Low-risk prostate cancer treated aggressively
They said more than 40 percent of men who fell below the current standard for getting a biopsy had their prostates removed surgically, and a third had radiation therapy.
They argue that current efforts to lower the threshold of what is considered an abnormal prostate cancer screening test would add significantly to the number of men who are overtreated for cancers that might never harm them.
The tremendous improvement in survival has been attributed to early detection and treatment, Yu-Hsuan Shao of the Cancer Institute of New Jersey in New Brunswick and colleagues wrote in the Archives of Internal Medicine.
However, there have been concerns about the potential overdiagnosis and overtreatment of localized prostate cancer.

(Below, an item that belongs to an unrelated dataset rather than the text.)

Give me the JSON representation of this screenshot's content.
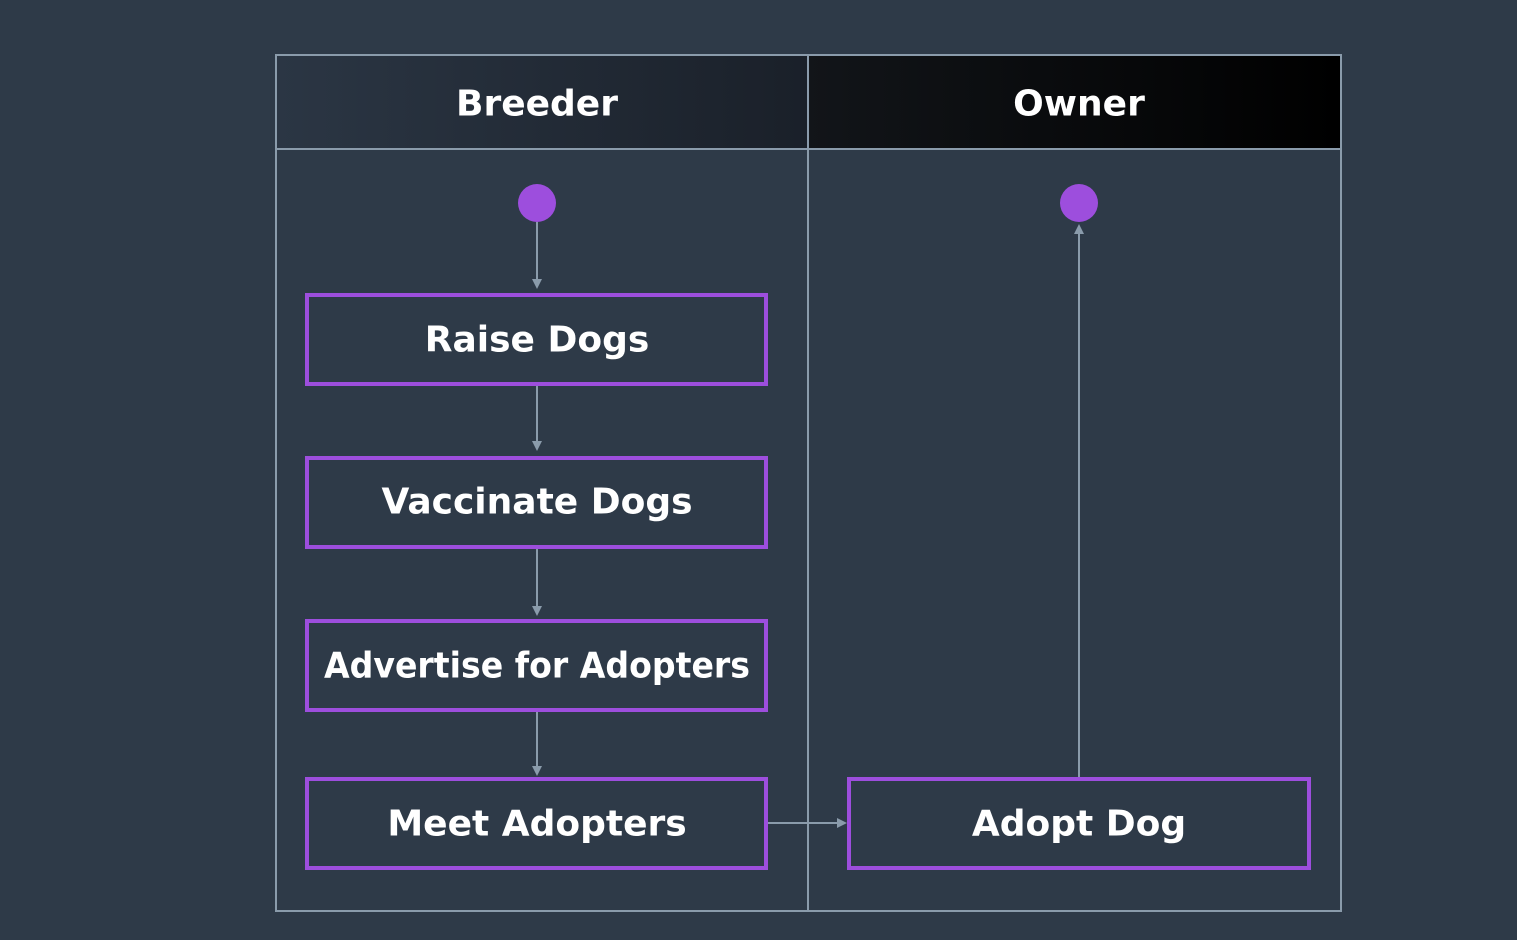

A U.S. study published last year found that routine prostate screening has resulted in more than 1 million American men being diagnosed with tumors who might otherwise have suffered no ill effects from them.
Prostate cancer screening is most often done with a blood test that measures blood concentrations of prostate-specific antigen or PSA, a protein made in the prostate that becomes elevated men with prostate cancer.
Generally, a PSA reading of 4 nanograms of PSA per milliter of blood is considered normal. But in one large study, prostate cancer was diagnosed in 15.2 percent of men with a PSA level at or below 4 nanograms per milliter, or about 2.4 percent overall.
Shao and colleagues studied treatment practices among 124,000 men in this low-risk group who were newly diagnosed with prostate cancer between 2004 and 2006.
In men with PSA values of 4 nanograms per milliliter of blood or lower -- the current threshold for getting a biopsy -- 44 percent had their prostates removed, and 33 percent of men had radiation treatment.
Despite their lower risk of having clinically significant disease, treatment rates for men with PSA values of 4.0 nanograms per milliliter or lower were comparable to those of men presenting with PSA values between 4.0 and 20.0 nanograms per milliliter, Shao and colleagues wrote.
They estimate that lowering the treatment threshold from 4.0 to 2.5 nanograms per milliliter would double the number of men considered to have abnormal PSA levels to 6 million.
And they estimate that 82.5 percent, or 1.9 million of these men would get an aggressive treatment, even though only 2.4 percent would have high-grade cancer.
These results underscore the fact that PSA level, the current biomarker, is not a sufficient basis for treatment decisions, Shao and colleagues wrote.
They said without technology that allows doctors to distinguish aggressive from mild cancers, lowering the biopsy threshold might increase the risk of overdiagnosis and overtreatment.
Prostate cancer is the second most common cancer in men after lung cancer, killing around 254,000 men a year around the world. Overdiagnosis can lead to treatments such as surgery, radiation or hormone therapy that can cause serious side effects such as impotence and incontinence.